In psychiatry, we know that major psychiatric conditions are as disabling, costly, and very heterogeneous. We also know that the effect size of individual treatments for them is almost as small as the effect size of hundreds of genetic variants associated with schizophrenia, bipolar disorder, and depression. To arrive at definitive positive results in the genome-wide association studies of schizophrenia, large collaborations were developed and thousands of patients were studied.3
We write this commentary from the perspective of the National Network of Depression Centers (NNDC) with 26 sites in the United States formed to address the need for larger collaborations to illuminate the causes of and improve the treatment of depressive and bipolar syndromes. The NNDC task group on ECT is presently tasked with developing a database of ECT treatment sites from around the United States. The collaborating centers have an agreement on the measurement of therapeutic outcomes and adverse events. The CARE network provides a model with short and easy to administer measures (clinical global impression ratings and quality of life questionnaires) for therapeutic outcome to achieve a dataset with more complete data as opposed to using more detailed instruments with more variable compliance and more missing data. This model will further inform our efforts with the NNDC.
Martin et al1 found that ECT practice is remarkably heterogeneous from region to region. Heterogeneity in clinical practice should be explained ideally by differences in the etiopathologic basis of disorders. Absent that knowledge, understanding variations in clinical presentations could be of some value. As a field, we have much to gain and little to lose by trying to standardize our practices especially with regards to procedures such as ECT based on all the evidence-based data. Understanding the reasons for differences in the clinical practice of ECT can be improved with a database to provide insight into these variations.

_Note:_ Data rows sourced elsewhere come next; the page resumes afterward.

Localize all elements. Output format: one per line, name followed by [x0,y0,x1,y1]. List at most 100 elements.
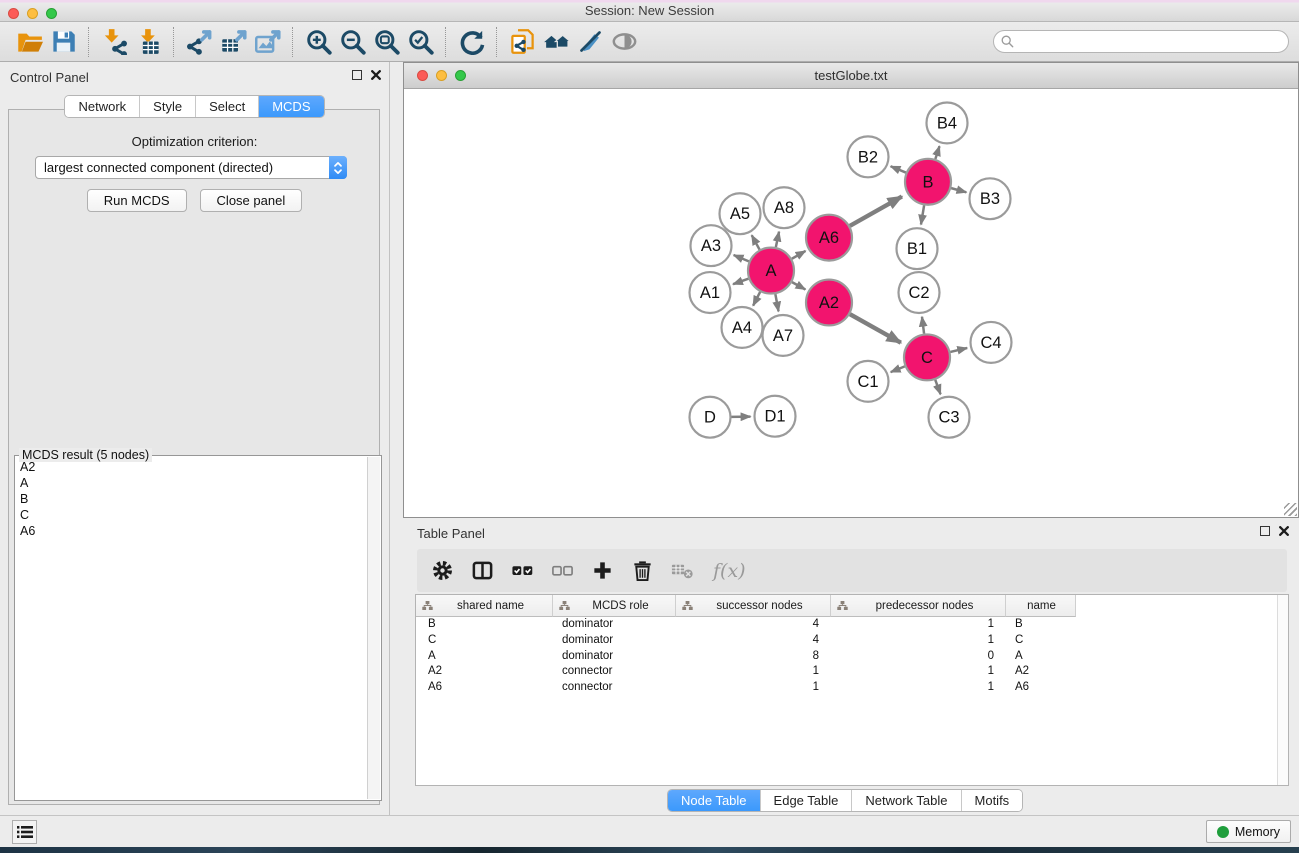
table-scrollbar[interactable] [1277,595,1288,785]
column-header-name[interactable]: name [1006,595,1076,617]
tab-motifs[interactable]: Motifs [961,790,1023,811]
resize-grip-icon[interactable] [1284,503,1297,516]
table-row[interactable]: A6connector11A6 [416,680,1288,696]
table-cell[interactable]: 4 [676,633,831,649]
node-A6[interactable]: A6 [806,215,852,261]
node-A1[interactable]: A1 [690,272,731,313]
tab-node-table[interactable]: Node Table [668,790,760,811]
table-cell[interactable]: A [416,649,553,665]
result-item[interactable]: B [16,491,367,507]
result-item[interactable]: C [16,507,367,523]
node-B1[interactable]: B1 [897,228,938,269]
result-item[interactable]: A2 [16,459,367,475]
edge-C-C4[interactable] [950,348,967,352]
table-cell[interactable]: dominator [553,633,676,649]
edge-A-A4[interactable] [753,292,760,306]
table-row[interactable]: Bdominator41B [416,617,1288,633]
result-item[interactable]: A [16,475,367,491]
edge-B-B3[interactable] [951,188,966,192]
node-A4[interactable]: A4 [722,307,763,348]
table-cell[interactable]: dominator [553,617,676,633]
import-table-button[interactable] [131,26,165,58]
edge-A6-B[interactable] [850,197,902,226]
node-B3[interactable]: B3 [970,178,1011,219]
column-header-successor-nodes[interactable]: successor nodes [676,595,831,617]
edge-A-A2[interactable] [792,282,805,289]
export-image-button[interactable] [250,26,284,58]
table-cell[interactable]: B [1006,617,1076,633]
import-network-button[interactable] [97,26,131,58]
edge-C-C2[interactable] [922,317,924,334]
column-header-shared-name[interactable]: shared name [416,595,553,617]
float-panel-icon[interactable] [352,70,362,80]
table-row[interactable]: Adominator80A [416,649,1288,665]
deselect-all-rows-button[interactable] [549,558,575,584]
delete-columns-button[interactable] [629,558,655,584]
node-C4[interactable]: C4 [971,322,1012,363]
mcds-result-list[interactable]: A2ABCA6 [16,459,367,799]
table-cell[interactable]: 1 [831,633,1006,649]
table-cell[interactable]: B [416,617,553,633]
edge-B-B4[interactable] [935,146,939,159]
run-mcds-button[interactable]: Run MCDS [87,189,187,212]
select-all-rows-button[interactable] [509,558,535,584]
edge-B-B2[interactable] [891,166,906,172]
table-settings-button[interactable] [429,558,455,584]
table-cell[interactable]: 1 [831,617,1006,633]
hide-annotations-button[interactable] [573,26,607,58]
table-cell[interactable]: C [1006,633,1076,649]
edge-A-A3[interactable] [734,255,749,261]
table-row[interactable]: Cdominator41C [416,633,1288,649]
close-panel-icon[interactable] [371,70,381,80]
close-table-panel-icon[interactable] [1279,526,1289,536]
zoom-fit-button[interactable] [369,26,403,58]
tab-edge-table[interactable]: Edge Table [760,790,852,811]
node-C2[interactable]: C2 [899,272,940,313]
table-cell[interactable]: 1 [831,680,1006,696]
tab-select[interactable]: Select [195,96,258,117]
edge-A-A1[interactable] [733,279,748,285]
table-cell[interactable]: connector [553,664,676,680]
edge-A-A5[interactable] [752,235,760,249]
save-session-button[interactable] [46,26,80,58]
edge-A-A6[interactable] [792,251,806,259]
table-cell[interactable]: 1 [676,664,831,680]
clone-network-button[interactable] [505,26,539,58]
node-B[interactable]: B [905,159,951,205]
table-cell[interactable]: A6 [1006,680,1076,696]
network-canvas[interactable]: AA1A2A3A4A5A6A7A8BB1B2B3B4CC1C2C3C4DD1 [404,89,1298,517]
edge-A-A8[interactable] [776,232,779,247]
node-D1[interactable]: D1 [755,396,796,437]
search-input[interactable] [1014,32,1288,51]
table-cell[interactable]: 8 [676,649,831,665]
table-cell[interactable]: 4 [676,617,831,633]
edge-A-A7[interactable] [775,294,778,311]
node-C3[interactable]: C3 [929,397,970,438]
task-history-button[interactable] [12,820,37,844]
search-box[interactable] [993,30,1289,53]
node-B4[interactable]: B4 [927,102,968,143]
table-row[interactable]: A2connector11A2 [416,664,1288,680]
export-network-button[interactable] [182,26,216,58]
table-cell[interactable]: C [416,633,553,649]
node-A3[interactable]: A3 [691,225,732,266]
network-graph[interactable]: AA1A2A3A4A5A6A7A8BB1B2B3B4CC1C2C3C4DD1 [404,89,1298,517]
table-cell[interactable]: connector [553,680,676,696]
edge-C-C3[interactable] [935,380,940,394]
table-cell[interactable]: dominator [553,649,676,665]
toggle-split-view-button[interactable] [469,558,495,584]
tab-network-table[interactable]: Network Table [851,790,960,811]
node-B2[interactable]: B2 [848,136,889,177]
node-A8[interactable]: A8 [764,187,805,228]
column-header-predecessor-nodes[interactable]: predecessor nodes [831,595,1006,617]
column-header-MCDS-role[interactable]: MCDS role [553,595,676,617]
tab-style[interactable]: Style [139,96,195,117]
table-cell[interactable]: A6 [416,680,553,696]
table-cell[interactable]: A2 [416,664,553,680]
node-A[interactable]: A [748,248,794,294]
export-table-button[interactable] [216,26,250,58]
float-table-panel-icon[interactable] [1260,526,1270,536]
criterion-dropdown[interactable]: largest connected component (directed) [35,156,347,179]
network-window-titlebar[interactable]: testGlobe.txt [404,63,1298,89]
edge-B-B1[interactable] [921,205,924,224]
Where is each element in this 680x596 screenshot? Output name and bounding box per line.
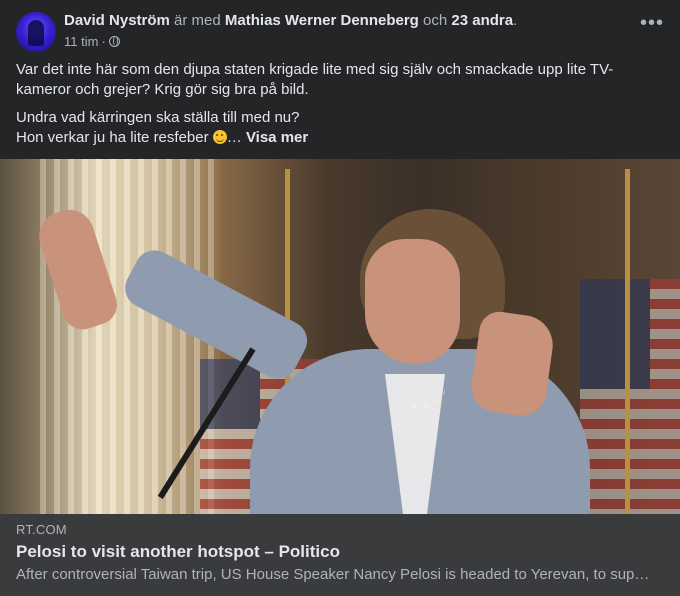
globe-icon[interactable] — [108, 36, 120, 47]
post-header-line: David Nyström är med Mathias Werner Denn… — [64, 12, 517, 30]
period: . — [513, 12, 518, 29]
link-domain: RT.COM — [16, 522, 67, 537]
post-paragraph-2: Undra vad kärringen ska ställa till med … — [16, 108, 656, 148]
flag-pole-right — [625, 169, 630, 514]
more-options-icon[interactable]: ••• — [640, 13, 664, 40]
post-line-2: Hon verkar ju ha lite resfeber — [16, 129, 209, 146]
post-text: Var det inte här som den djupa staten kr… — [16, 60, 656, 156]
ellipsis: … — [226, 129, 242, 146]
post-paragraph-1: Var det inte här som den djupa staten kr… — [16, 61, 614, 98]
avatar[interactable] — [16, 12, 56, 52]
post-timestamp[interactable]: 11 tim — [64, 34, 98, 49]
raised-left-arm — [118, 243, 315, 386]
link-preview-image[interactable] — [0, 159, 680, 514]
link-description: After controversial Taiwan trip, US Hous… — [16, 566, 650, 583]
meta-dot: · — [101, 34, 106, 49]
microphone — [157, 347, 256, 499]
author-name[interactable]: David Nyström — [64, 12, 170, 29]
winking-face-emoji-icon — [212, 130, 227, 144]
us-flag-right — [580, 279, 680, 514]
with-text: är med — [174, 12, 221, 29]
post-line-1: Undra vad kärringen ska ställa till med … — [16, 109, 300, 126]
face — [365, 239, 460, 364]
and-text: och — [423, 12, 448, 29]
link-title[interactable]: Pelosi to visit another hotspot – Politi… — [16, 542, 340, 562]
post-card: David Nyström är med Mathias Werner Denn… — [0, 0, 680, 596]
see-more-link[interactable]: Visa mer — [246, 129, 308, 146]
avatar-figure — [28, 20, 44, 46]
post-header: David Nyström är med Mathias Werner Denn… — [16, 12, 664, 54]
post-meta: 11 tim · — [64, 34, 120, 49]
speaker-figure — [32, 199, 590, 514]
tagged-person[interactable]: Mathias Werner Denneberg — [225, 12, 419, 29]
link-preview[interactable]: RT.COM Pelosi to visit another hotspot –… — [0, 514, 680, 596]
raised-right-hand — [468, 309, 557, 419]
tagged-others-link[interactable]: 23 andra — [451, 12, 513, 29]
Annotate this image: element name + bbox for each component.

In the 1950s, cancer was thought to be contagious and a death sentence. Developing a collaborative network to disseminate information on treatment and establish standards of care improved the survival rate of patients with cancer. Making this information available to other physicians and even to patients and their families on a toll-free phone number,1-800-4-CANCER, dramatically reduced the stigma.4 The CARE network and the NNDC are examples of efforts to duplicate the success of the National Cancer Institute and should be encouraged.
The NNDC (nndc.org) has more than 4000 patients in the United States whose treatment for mood disorders is being followed across time. By our calculations, we will reach 10,000 patients in care in 2018 and will double that within a small number of years thereafter.